# My Flower Shrimp.. eaten?!



## argentis (Jan 18, 2010)

Good morning everyone!

I had quite the scare this morning.. I couldn't find my precious Ebi, my flower shrimp.

Last night I transferred it from my older tank (which I realized wasn't going to be large enough for the dude) into our new 20G planted tank that already has a community of fish living there (but enough space for me to add a few shrimpy friends!)

Ebi was used to living with my Beta, and some Danio's so I figured it would be fine, especially since there's even more plant and hiding spots for it.

I couldn't find it anywhere... Even when I fed the tank, it didn't show it's greedy little self...

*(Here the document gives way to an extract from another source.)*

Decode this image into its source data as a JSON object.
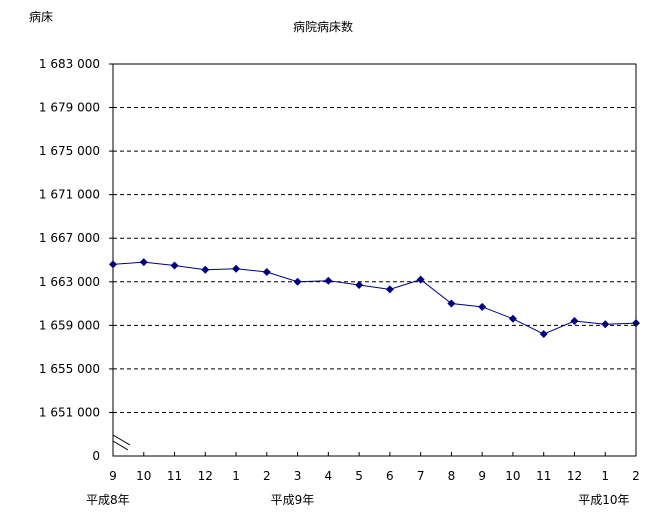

Turns out it found the secret buffet table! 
https://www.flickr.com/photos/[email protected]/sets/72157650530164515/


----------



## bettaforu (Sep 6, 2009)

Agghhh so sorry about EBI. I have had flower shrimp climb out of my tank or fall over the top several times. They are cool shrimps but don't live a long time.


----------



## argentis (Jan 18, 2010)

oh! nono, Ebi's still alive and well!! It attached itself onto the back of my filter (which is on the back of my tank)


----------



## brycon (Aug 5, 2014)

I have some flower shrimp also but haven't seem them in awhile. For the most part, mine are always sitting at the outputs or wherever there is water flow. You must have some sort of current at the back of your filter.


----------



## RevoBuda (Sep 3, 2011)

If I am not mistaken they are normally wild caught so lifespan is short in captivity due to not knowing ages.


----------